We've all heard this interview Trump did after his meeting with Kim Jong-Un, right? The one where he dismissed North Korea’s human rights violations and Kim Jong Un’s atrocities against his own people. Something like a quarter million North Koreans are political prisoners in concentration camps, subjected to forced labor, physical and psychological abuse and execution. North Korea has the worst human rights record in the world according to the UN, Amnesty International and Human Rights Watch. I wonder what American Trump-forever religious supporters will say when they start reading about the forced abortions and infanticide North Korea practices for racial purity. Fake news? James Brooke (NY Times):
On a cold March day, the bleak monotony of a North Korean prison work detail was broken when a squad of male guards arrived and herded new women prisoners together. One by one, they were asked if they were pregnant."They took them away in a car, and then forcibly gave them abortion shots," Song Myung Hak, 33, a former prisoner, recalled in a interview here about the day two years ago when six pregnant prisoners were taken from his work unit in the Shinuiju Provincial Detention Camp. "After the miscarriage shots, the women were forced back to work." More and more escapees from North Korea are asserting that forced abortions and infanticide are the norm in North Korean prisons, charges the country's official Korean Central News Agency has denounced as "a whopping lie."In 2000 and 2001, China deported thousands of North Korean refugees, with many ending up in North Korean prison camps.
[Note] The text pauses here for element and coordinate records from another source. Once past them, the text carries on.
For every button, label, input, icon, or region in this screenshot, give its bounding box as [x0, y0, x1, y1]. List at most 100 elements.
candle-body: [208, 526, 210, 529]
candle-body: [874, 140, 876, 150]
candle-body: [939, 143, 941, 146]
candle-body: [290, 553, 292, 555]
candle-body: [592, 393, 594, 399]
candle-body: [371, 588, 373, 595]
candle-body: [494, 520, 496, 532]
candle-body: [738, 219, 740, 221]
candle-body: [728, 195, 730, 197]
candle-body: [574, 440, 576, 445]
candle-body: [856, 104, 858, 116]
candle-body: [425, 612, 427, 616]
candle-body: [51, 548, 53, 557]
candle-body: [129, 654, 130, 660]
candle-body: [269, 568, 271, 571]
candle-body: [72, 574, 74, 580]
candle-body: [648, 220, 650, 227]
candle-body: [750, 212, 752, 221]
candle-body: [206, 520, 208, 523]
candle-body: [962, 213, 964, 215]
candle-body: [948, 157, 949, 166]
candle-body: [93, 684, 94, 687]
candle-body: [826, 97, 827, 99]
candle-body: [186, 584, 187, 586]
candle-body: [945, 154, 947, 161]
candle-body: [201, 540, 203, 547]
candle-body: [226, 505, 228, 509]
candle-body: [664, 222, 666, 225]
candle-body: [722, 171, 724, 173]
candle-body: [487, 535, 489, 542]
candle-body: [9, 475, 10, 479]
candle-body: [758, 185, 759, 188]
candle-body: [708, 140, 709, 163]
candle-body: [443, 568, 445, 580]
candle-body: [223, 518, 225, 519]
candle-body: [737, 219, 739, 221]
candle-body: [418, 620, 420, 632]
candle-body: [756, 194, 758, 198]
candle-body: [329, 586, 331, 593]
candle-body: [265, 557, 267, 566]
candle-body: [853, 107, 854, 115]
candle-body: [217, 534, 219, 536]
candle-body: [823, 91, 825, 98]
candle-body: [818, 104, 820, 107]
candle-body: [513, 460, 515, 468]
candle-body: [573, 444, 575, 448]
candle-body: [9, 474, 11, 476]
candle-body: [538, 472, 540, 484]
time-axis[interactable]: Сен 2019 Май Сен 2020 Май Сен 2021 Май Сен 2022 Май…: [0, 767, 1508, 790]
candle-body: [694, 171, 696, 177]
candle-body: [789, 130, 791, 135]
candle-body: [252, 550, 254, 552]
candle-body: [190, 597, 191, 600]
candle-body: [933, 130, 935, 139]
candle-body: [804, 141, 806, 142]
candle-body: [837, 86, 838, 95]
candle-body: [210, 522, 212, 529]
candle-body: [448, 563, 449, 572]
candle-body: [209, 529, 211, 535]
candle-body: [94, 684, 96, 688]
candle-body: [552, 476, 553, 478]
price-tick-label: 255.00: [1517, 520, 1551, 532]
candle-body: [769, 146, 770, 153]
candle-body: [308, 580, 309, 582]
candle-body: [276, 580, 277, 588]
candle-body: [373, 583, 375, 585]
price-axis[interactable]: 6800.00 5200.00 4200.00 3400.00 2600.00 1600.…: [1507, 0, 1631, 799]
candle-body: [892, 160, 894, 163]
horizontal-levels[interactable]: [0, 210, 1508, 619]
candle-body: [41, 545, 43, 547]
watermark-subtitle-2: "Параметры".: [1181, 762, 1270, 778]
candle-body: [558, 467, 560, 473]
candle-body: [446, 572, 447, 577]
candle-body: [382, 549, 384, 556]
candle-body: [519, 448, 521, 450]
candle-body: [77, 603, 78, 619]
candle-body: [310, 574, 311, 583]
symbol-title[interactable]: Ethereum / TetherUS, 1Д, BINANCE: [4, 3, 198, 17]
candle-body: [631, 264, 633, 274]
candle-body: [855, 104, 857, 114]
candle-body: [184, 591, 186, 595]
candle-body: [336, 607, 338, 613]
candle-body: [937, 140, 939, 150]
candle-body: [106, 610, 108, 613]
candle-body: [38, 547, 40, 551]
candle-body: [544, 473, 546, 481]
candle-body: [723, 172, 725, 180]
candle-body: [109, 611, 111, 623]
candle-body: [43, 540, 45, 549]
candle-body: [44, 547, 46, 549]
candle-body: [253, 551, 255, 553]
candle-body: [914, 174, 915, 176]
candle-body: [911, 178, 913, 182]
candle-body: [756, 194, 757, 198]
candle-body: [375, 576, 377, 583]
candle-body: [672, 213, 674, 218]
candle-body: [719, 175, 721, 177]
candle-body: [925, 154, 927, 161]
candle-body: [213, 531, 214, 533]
People who later managed to escape again, to China and South Korea, say that prisoners discovered to be pregnant were routinely forced to have abortions. If babies were born alive, they say, guards forced prisoners to kill them.
Later David Hawk wrote in his book, The Hidden Gulag that abortions up to full term are induced by injection; live premature babies or full-term newborns are sometimes killed but more commonly simply discarded into a bucket or box and then buried. They may live several days in the disposal container.In an interview with Fox News Trump had no interest in North Korea's systematic human rights atrocities. "Hey," he told the Fox audience about his new BBF, "he’s a tough guy. When you take over a country-- a tough country, tough people-- and you take it over from your father, I don’t care who you are, what you are, how much of an advantage you have. If you can do that at 27 years old, I mean, that’s one in 10,000 that could do that. So he’s a very smart guy. He’s a great negotiator."
When pressed further, Trump responded: "Yeah, but so have other people done some really bad things. I could go through a lot of nations where a lot of bad things were done." Last year, the president made a similar argument when dismissing Russian President Vladimir Putin’s human rights violations. “What do you think, our country's so innocent?” he said at the time.
Dorothy Reik helped explain why it's so easy for Trump to ignore this kind of stuff? But what about his die-hard supporters from religionist communities? Of course, Trump has his own problems with core Christian precepts anyway, doesn't he?My old pal-- a former evangelical leader-- Frank Schaefer, noted this morning that "Franklin Graham is Trump’s kind of evangelical. He just denounced separating children from parents at the border… then went on to blame all recent presidents and 'politicians.' Graham never mentioned Trump. This is why Graham's show of compassion rings hollow: Evangelical leaders aren’t willing to stand up to the source of their not-what-Jesus-would do Trump dilemma. Evangelicals may be afraid of public opinion that now sees them as haters and bigots and will forever see them as heartles-- but they are more afraid of crossing Trump. They lust not for godliness but for access to power, and revenge on liberal enemies. No wonder when it comes to Trump ignoring forced abortions in N. Korea, and tens of millions of cases of infanticide in China initiated by its leaders Trump loves evangelicals who are also silent."